Socrata ELT

Socrata Table Ingestion Flow¶

The Update-data DAGs for (at least) Socrata tables follow the pattern below: * Check the metadata of the table's data source (via api if available, or if not, by scraping where possible) * If the local data warehouse's data is stale: * download and ingest all new records into a temporary table, * identify new records and updates to prior records, and * add any new or updated records to a running table of all distinct records * If the local data warehouse's data is as fresh as the source: * update the freshness-check-metadata table and end

Before downloading potentially gigabytes of data, we check the data source's metadata to determine if the source data has been updated since the most recent successful update of that data in the local data warehouse. Whether there is new data or not, we'll log the results of that check in the data_warehouse's metadata.table_metadata table.

If the data source's data is fresher than the data in the local data warehouse, the system downloads the entire table from the data source (to a file in the Airflow-scheduler container) and then runs the load_data_tg TaskGroup, which:

Loads it into a "temp" table (via the appropriate data-loader TaskGroup).
Creates a persisting table for this data set in the data_raw schema if the data set is a new addition to the warehouse.
Checks if the initial dbt data_raw deduplication model exists, and if not, the make_dbt_data_raw_model task automatically generates a data-set-specific dbt data_raw model file.
Compares all records from the latest data set (in the "temp" table) against all records previously added to the persisting data_raw table. Records that are entirely new or are updates of prior records (i.e., at least one source column has a changed value) are appended to the persisting data_raw table.
- Note: updated records do not replace the prior records here. All distinct versions are kept so that it's possible to examine changes to a record over time.
The metadata.table_metadata table is updated to indicate the table in the local data warehouse was successfully updated on this freshness check.

Those tasks make up the load_data_tg Task Group.
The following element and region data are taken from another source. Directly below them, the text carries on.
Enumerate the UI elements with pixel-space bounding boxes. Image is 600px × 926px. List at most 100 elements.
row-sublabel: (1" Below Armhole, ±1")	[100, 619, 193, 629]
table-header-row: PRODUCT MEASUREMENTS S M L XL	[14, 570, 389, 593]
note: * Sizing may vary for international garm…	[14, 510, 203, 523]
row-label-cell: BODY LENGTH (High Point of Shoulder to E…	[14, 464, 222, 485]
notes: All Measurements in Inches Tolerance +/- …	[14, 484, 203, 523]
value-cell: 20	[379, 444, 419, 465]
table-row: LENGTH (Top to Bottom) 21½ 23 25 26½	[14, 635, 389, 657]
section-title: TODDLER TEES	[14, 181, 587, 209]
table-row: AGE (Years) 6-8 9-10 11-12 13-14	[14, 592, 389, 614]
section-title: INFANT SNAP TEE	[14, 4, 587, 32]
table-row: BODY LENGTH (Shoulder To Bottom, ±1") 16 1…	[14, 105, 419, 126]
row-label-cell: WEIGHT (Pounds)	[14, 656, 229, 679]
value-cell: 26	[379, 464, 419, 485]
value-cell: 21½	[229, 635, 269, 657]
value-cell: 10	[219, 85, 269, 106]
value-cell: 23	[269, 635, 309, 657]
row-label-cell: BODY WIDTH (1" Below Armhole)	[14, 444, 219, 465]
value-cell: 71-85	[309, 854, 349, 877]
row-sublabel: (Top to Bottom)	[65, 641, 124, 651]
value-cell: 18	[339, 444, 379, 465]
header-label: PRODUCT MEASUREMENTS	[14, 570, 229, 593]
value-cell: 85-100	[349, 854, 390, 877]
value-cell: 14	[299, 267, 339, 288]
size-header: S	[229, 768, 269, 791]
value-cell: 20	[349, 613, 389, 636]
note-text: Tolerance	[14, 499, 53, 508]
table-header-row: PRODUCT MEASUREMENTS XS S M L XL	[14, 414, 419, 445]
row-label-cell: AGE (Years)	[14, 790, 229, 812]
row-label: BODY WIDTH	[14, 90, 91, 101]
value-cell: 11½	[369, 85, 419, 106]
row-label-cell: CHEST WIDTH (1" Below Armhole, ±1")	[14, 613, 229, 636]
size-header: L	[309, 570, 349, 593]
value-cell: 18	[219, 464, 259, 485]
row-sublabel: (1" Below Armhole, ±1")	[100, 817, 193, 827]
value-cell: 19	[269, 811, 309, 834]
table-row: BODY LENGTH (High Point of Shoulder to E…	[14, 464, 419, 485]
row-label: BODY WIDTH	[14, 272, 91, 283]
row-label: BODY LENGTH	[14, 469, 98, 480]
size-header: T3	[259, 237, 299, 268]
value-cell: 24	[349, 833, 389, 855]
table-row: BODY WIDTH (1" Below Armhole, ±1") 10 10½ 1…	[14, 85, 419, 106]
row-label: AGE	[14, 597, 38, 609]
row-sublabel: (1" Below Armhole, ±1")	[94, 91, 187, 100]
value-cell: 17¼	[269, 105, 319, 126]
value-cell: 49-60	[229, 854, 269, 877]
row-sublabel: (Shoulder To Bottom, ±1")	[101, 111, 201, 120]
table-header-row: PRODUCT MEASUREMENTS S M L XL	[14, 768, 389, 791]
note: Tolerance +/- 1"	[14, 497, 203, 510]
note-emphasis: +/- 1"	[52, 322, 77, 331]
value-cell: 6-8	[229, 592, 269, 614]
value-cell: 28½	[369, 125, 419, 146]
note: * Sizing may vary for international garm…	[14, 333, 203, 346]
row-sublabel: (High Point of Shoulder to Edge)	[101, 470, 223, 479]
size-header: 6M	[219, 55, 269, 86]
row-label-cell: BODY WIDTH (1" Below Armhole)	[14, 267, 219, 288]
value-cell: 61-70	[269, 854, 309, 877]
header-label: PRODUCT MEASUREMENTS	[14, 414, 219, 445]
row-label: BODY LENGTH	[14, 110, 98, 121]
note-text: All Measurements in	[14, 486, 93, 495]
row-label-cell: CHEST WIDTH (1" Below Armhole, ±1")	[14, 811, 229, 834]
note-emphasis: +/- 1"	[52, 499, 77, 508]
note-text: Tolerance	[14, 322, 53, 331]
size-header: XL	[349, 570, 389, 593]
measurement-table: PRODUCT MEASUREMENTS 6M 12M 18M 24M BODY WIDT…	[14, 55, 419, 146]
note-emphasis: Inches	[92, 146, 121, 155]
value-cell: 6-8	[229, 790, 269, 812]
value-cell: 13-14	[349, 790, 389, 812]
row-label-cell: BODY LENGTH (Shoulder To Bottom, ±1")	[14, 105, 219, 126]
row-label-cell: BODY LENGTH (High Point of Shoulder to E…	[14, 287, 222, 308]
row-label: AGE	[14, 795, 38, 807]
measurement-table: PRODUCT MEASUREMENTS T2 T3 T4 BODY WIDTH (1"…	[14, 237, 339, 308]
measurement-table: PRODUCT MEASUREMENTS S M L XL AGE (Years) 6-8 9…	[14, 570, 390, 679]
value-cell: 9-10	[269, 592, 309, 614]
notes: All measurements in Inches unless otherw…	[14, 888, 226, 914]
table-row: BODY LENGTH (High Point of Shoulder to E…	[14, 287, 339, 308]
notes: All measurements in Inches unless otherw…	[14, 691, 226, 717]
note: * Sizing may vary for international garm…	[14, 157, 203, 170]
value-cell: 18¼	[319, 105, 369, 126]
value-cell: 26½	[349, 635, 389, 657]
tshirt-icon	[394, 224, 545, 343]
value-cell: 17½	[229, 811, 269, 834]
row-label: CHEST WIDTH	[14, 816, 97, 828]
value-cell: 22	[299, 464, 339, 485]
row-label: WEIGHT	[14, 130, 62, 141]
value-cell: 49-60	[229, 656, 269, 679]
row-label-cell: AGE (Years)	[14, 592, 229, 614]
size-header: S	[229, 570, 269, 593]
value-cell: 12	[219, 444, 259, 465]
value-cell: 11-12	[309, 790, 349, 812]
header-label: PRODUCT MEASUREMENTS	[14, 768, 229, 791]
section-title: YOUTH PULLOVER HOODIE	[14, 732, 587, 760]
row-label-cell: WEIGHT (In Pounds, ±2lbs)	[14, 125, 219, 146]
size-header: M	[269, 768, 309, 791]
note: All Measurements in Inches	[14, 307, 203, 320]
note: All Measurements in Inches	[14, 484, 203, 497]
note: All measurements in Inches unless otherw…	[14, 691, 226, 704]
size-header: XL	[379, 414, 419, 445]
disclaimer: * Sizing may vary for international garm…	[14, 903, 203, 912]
If the local data warehouse has up-to-date data for a given data source, we will just record that finding in the metadata table and end the run.

Data Loader task_groups¶

Tables with geospatial features/columns will be downloaded in the .geojson format (which has a much more flexible structure than .csv files), while tables without geospatial features (ie flat tabular data) will be downloaded as .csv files. Different code is needed to correctly and efficiently read and ingest these different formats. So far, this platform has implemented data-loader TaskGroups to handle .geojson and .csv file formats, but this pattern is easy to extend if other data sources only offer other file formats.

Many public data tables are exported from production systems, where records represent something that can change over time. For example, in this building permit table, each record represents an application for a building permit. Rather than adding a new record any time the application process moves forward (e.g., when a fee was paid, a contact was added, or the permit gets issued), the original record gets updated. After this data is updated, the prior state of the table is gone (or at least no longer publicly available). This is ideal for intended users of the production system (i.e., people involved in the process who have to look up the current status of a permit request). But for someone seeking to understand the process, keeping all distinct versions or states of a record makes it possible to see how a record evolved. So I've developed this workflow to keep the original record and all distinct updates for (non "temp_") tables in the data_raw schema.

This query shows the count of new or updated records grouped by the data-publication DateTime when the record was new to the local data warehouse.

Fig: People really love using fireworks on New Years, and those alerts typically get updated after review.